Polónia detém grupo de SIM-swap após roubo de milhões em criptomoedas
A polícia polaca deteve quatro suspeitos num caso de fraude por SIM-swap, no qual foi obtido acesso a plataformas de troca de criptomoedas através de contas de telecomunicações e de e-mail. O FBI e a HSI apoiaram a investigação.

Pontos principais
- A polícia polaca deteve quatro suspeitos de um grupo que roubava criptomoedas através de ataques de SIM-swap.
- O grupo obteve acesso através de engenharia social, redefiniu palavras-passe e contornou a autenticação de dois fatores.
- Os fundos roubados foram branqueados através de contas bancárias, plataformas de pagamento e carteiras de criptomoedas.
A polícia polaca deteve quatro membros de um alegado grupo criminoso, responsabilizado por roubos em grande escala de criptomoedas através de ataques de SIM-swap. Esta operação, apoiada pelo FBI e pela Homeland Security Investigations, visou uma rede que roubava ativos digitais ao assumir o controlo dos números de telefone das vítimas e, assim, obter acesso às suas plataformas de troca de criptomoedas.
Funcionamento do grupo de SIM-swap
Os suspeitos conseguiram infiltrar-se nos sistemas informáticos de empresas que colaboram com prestadores de telecomunicações. Em vez de força bruta, recorreram à engenharia social para obter acesso às contas de e-mail de funcionários, o que lhes permitiu executar ataques de SIM-swap. Ao assumirem o controlo das mensagens SMS e do e-mail, conseguiram redefinir palavras-passe e contornar a autenticação de dois fatores, esvaziando depois as carteiras digitais das vítimas.
Este método explora uma vulnerabilidade conhecida na segurança das redes de telecomunicações, onde muitas plataformas de criptomoedas continuam a depender de opções de recuperação de conta baseadas no número de telefone. Em 2021, o FBI já tinha reportado mais de 68 milhões de dólares em perdas nos EUA devido a ataques de SIM-swap contra contas bancárias e de criptomoedas.
Branqueamento de capitais e cooperação internacional
Os fundos roubados foram rapidamente movimentados através de uma extensa rede financeira que incluía contas bancárias pessoais na Polónia e no estrangeiro, plataformas de pagamento e carteiras de criptomoedas multimoeda. Segundo as autoridades, o total dos montantes branqueados ascende a dezenas de milhões de zlotys polacos, o que corresponde a vários milhões de dólares.

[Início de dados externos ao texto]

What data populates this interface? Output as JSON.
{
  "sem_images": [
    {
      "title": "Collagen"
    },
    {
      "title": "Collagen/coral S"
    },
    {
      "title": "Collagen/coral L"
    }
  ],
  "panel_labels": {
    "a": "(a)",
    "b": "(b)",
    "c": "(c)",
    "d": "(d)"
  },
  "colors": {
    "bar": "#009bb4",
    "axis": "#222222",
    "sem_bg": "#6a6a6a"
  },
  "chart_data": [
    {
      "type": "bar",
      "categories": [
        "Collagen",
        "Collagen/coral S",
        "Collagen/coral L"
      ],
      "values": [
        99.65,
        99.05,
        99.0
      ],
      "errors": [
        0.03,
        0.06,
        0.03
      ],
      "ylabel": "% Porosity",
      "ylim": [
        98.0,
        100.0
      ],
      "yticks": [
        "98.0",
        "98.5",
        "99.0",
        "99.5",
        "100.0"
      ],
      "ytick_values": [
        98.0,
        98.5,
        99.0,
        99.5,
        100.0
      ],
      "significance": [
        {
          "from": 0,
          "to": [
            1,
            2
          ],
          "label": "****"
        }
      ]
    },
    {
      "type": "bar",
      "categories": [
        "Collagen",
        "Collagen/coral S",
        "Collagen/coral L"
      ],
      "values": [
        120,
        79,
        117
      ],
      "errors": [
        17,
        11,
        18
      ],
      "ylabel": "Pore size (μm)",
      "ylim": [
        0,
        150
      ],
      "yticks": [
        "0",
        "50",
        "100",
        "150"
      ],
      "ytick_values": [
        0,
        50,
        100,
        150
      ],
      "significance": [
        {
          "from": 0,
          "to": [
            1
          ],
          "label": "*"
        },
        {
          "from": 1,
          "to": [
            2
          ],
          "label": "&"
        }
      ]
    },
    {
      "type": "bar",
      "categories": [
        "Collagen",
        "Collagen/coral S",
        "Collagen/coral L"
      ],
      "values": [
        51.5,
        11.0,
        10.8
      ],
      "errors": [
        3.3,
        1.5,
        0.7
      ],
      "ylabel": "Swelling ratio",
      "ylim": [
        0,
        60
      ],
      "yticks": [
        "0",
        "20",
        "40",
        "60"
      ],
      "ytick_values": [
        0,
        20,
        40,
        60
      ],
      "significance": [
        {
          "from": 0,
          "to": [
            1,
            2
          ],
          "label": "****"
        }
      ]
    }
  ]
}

O caso é conduzido pelo Ministério Público Regional de Cracóvia e destaca a importância da cooperação internacional no combate à criminalidade transfronteiriça relacionada com criptomoedas. O envolvimento do FBI e da HSI aponta para vítimas ou infraestrutura fora da Polónia. Isto está em linha com anteriores detenções em grande escala de criminosos de SIM-swap por autoridades norte-americanas.
Relevância para os utilizadores europeus de criptomoedas
O caso sublinha a vulnerabilidade persistente da segurança das telecomunicações e o risco que os ataques de SIM-swap representam para os investidores em criptomoedas na Europa. Apesar dos avanços tecnológicos, a utilização da segurança baseada no número de telefone continua a ser um elo fraco, o que pode levar a danos financeiros significativos. Os utilizadores e as plataformas europeias enfrentam, por isso, a necessidade de implementar medidas de segurança mais rigorosas e de permanecerem atentos a estas formas de cibercriminalidade.